Model rankings

This is a ranking based off my taste.

  1. The undisputed top here: it folds the little strengths you see lower in the stack into something cohesive top to bottom. Even iteration one’s terminal concept (not usually my thing) reads tasteful: the refresh animation and how the terminal loads feel intentional. Iteration two’s editorial layout is my favorite, with cards that ease away slightly on hover. Great micro-detail, full-page cohesion, and a first prompt you could plausibly ship. That “first generation is prod-shaped” thing is real.

  2. What Gemini doesn’t lack is creativity: iterations usually diverge instead of repeating the same layout recipe, and motion is often a strength. Getting it to do exactly what you asked is another story: tooling flakes, outages, brittle instruction-following (that may age fast). In this gallery it’s strong at inventing new directions; next to Claude it falls short for tight, iterative UI polish.

  3. Fast, not expensive, and genuinely good on a lot of fronts. People joke that Composer 2.0 is “Kimi K2.5 part two” because it’s RL’d on Kimi K2.5 (not joking on the lineage), but it’s wrong to treat them as the same model: Cursor put real work in, and the gap in practice (UI included) is big enough that conflating them misses the point. It still has Composer sickness: it does the bare minimum. Landings here tend to be one screen tall (nothing to scroll), because it rarely goes past what you literally asked.

  4. In the beginning there was nothing; then Sam Altman gave us cards. Cards, cards, cards galore: the pattern stack gets played out fast, and the whole thing trends tasteless even when individual choices look “fine.” If you already know exactly what you want, you can steer it; otherwise it’s a lot of default UI noise.
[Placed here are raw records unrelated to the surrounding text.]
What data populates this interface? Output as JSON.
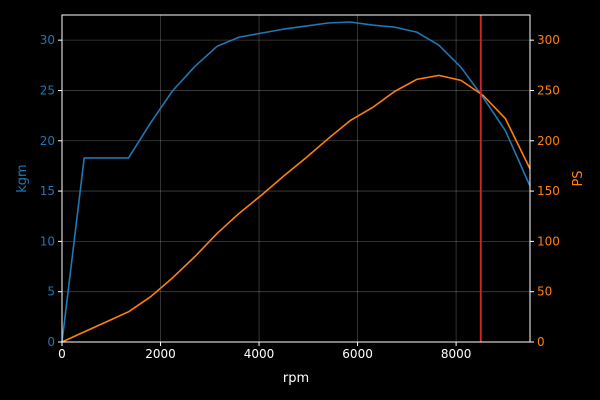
{
  "chart_data": {
    "type": "line",
    "xlabel": "rpm",
    "ylabel_left": "kgm",
    "ylabel_right": "PS",
    "xlim": [
      0,
      9500
    ],
    "ylim_left": [
      0,
      32.5
    ],
    "ylim_right": [
      0,
      325
    ],
    "x_ticks": [
      0,
      2000,
      4000,
      6000,
      8000
    ],
    "y_ticks_left": [
      0,
      5,
      10,
      15,
      20,
      25,
      30
    ],
    "y_ticks_right": [
      0,
      50,
      100,
      150,
      200,
      250,
      300
    ],
    "grid": true,
    "vline": {
      "x": 8500,
      "color": "#d62728"
    },
    "series": [
      {
        "axis": "left",
        "color": "#1f77b4",
        "x": [
          0,
          450,
          1350,
          1800,
          2250,
          2700,
          3150,
          3600,
          4050,
          4500,
          4950,
          5400,
          5850,
          6300,
          6750,
          7200,
          7650,
          8100,
          8550,
          9000,
          9500
        ],
        "values": [
          0,
          18.3,
          18.3,
          21.8,
          25.0,
          27.4,
          29.4,
          30.3,
          30.7,
          31.1,
          31.4,
          31.7,
          31.8,
          31.5,
          31.3,
          30.8,
          29.5,
          27.3,
          24.3,
          21.0,
          15.5
        ]
      },
      {
        "axis": "right",
        "color": "#ff7f0e",
        "x": [
          0,
          450,
          900,
          1350,
          1800,
          2250,
          2700,
          3150,
          3600,
          4050,
          4500,
          4950,
          5400,
          5850,
          6300,
          6750,
          7200,
          7650,
          8100,
          8550,
          9000,
          9500
        ],
        "values": [
          0,
          10,
          20,
          30,
          45,
          64,
          85,
          108,
          128,
          146,
          165,
          183,
          202,
          220,
          233,
          249,
          261,
          265,
          260,
          245,
          222,
          172
        ]
      }
    ]
  }
}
  5. Results are middling: animation is fine, but stacked against GPT‑5.4 at its best I’m not sure it wins on overall polish; it’s close enough to feel like a toss-up, and GPT’s own card habit is partly what keeps the race tight. Again: comparative picks in this bench, not a universal law.

  6. Taste isn’t the main problem; delivery is. You ask for a landing page and get something more like a square with three sentences (minimal to the point of not doing the job), so it loses points on ambition and creative range for the brief.